Kajian virtual yang digelar Mugeb Islamic Center (MIC) Majelis Dikdasmen Pimpinan Cabang Muhammadiyah (PCM) GKB Gresik itu bekerja sama dengan Mugeb Schools.
Busyro Muqoddas menyatakan, tidak sulit membicarakan keadilan sosial yang dikaitkan dengan penguatan ideologi, baik bagi Muhammadiyah maupun bagi yang belum benar-benar memahami Muhammadiyah.
Dia lantas mengajak peserta untuk memperhitungkan keberadaan rumah sakit Muhammadiyah. Meski masyarakat Nadlatul Ulama banyak di Jawa Timur, tapi dia menyatakan rumah sakit Muhammadiyah justru paling banyak berada di Jawa Timur—dari seluruh Indonesia.
“Itu kalau bukan karena ideologi yang diridhai Allah, yang sudah mencerminkan cara berpikir metode burhani, bayani, dan irfani (sebagai) ciri Muhammadiyah, tidak mungkin ada amal usaha rumah sakit tadi,” ungkapnya.
Muhammadiyah Tampil Menawan
Pria yang hobi jogging lima hari sekali itu menyatakan, 170 perguruan tinggi Muhammadiyah (PTM) yang didirikan umat, 30 ribu Pendidikan Anak Usia Dini (PAUD) Muhammadiyah-Aisyiyah, dan 15 ribu SD-SMP-SMA, itu menimbulkan pertanyaan asal sumber dananya.
Baginya, jawabannya sudah jelas dari umat.
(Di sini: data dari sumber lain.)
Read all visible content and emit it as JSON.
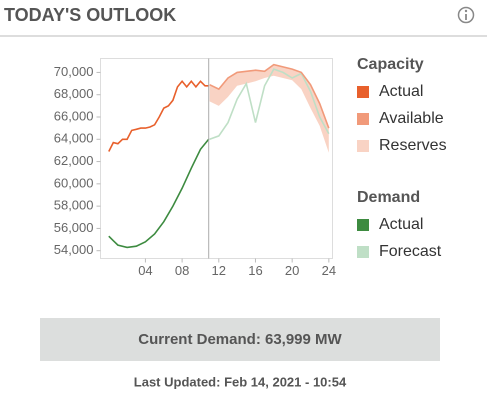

Busyro menekankan hal ini bisa dicapai karena dana itu dari umat yang dididik memahami Islam rahmatan lil alamin. Yaitu membawa rahmat, keadilan, kedamaian, tasamuh, dan tawadhu kepada siapa pun, termasuk kepada golongan yang belum Islam.
“Siapa tahu kalau nanti Muhammadiyah tampil lebih menawan hati, orang-orang yang anti-Islam itu bisa ditunjukkan orang-orang Muhammadiyah yang gurunya banyak yang dibayar … (seikhlasnya). Di Yogya saja ada guru SD Muhammadiyah yang bergaji Rp 90 ribu per bulannya,” terangnya.
Saat dia dulu menjadi ketua ranting, ada guru SD Muhammadiyah berhonor Rp 75 ribu saja per bulannya. Setiap hari, guru itu lewat di depan rumahnya menggunakan sepeda.
Itulah gambaran guru SD di mata Busyro. Demikian pula dengan guru SMP, SMA, dan dosen. “Mereka dapat bayaran, tapi dicukup-cukupkan,” ungkapnya.
“Tidak ada berita mereka meninggal dunia karena honornya cuma sedikit. Malah banyak yang hidup sehat, meninggalnya dengan husnul khatimah,” sambung pria yang juga hobi membaca itu.
Busyro mencontohkan seorang guru di Yogya bernama Idris. Usai mengajar di SD Muhammadiyah, dia memberikan les tanpa mau dibayar. Lalu datang adzan Ashar, begitu rukuk, dia jatuh. Setelah dicek, denyut jantungnya sudah berhenti.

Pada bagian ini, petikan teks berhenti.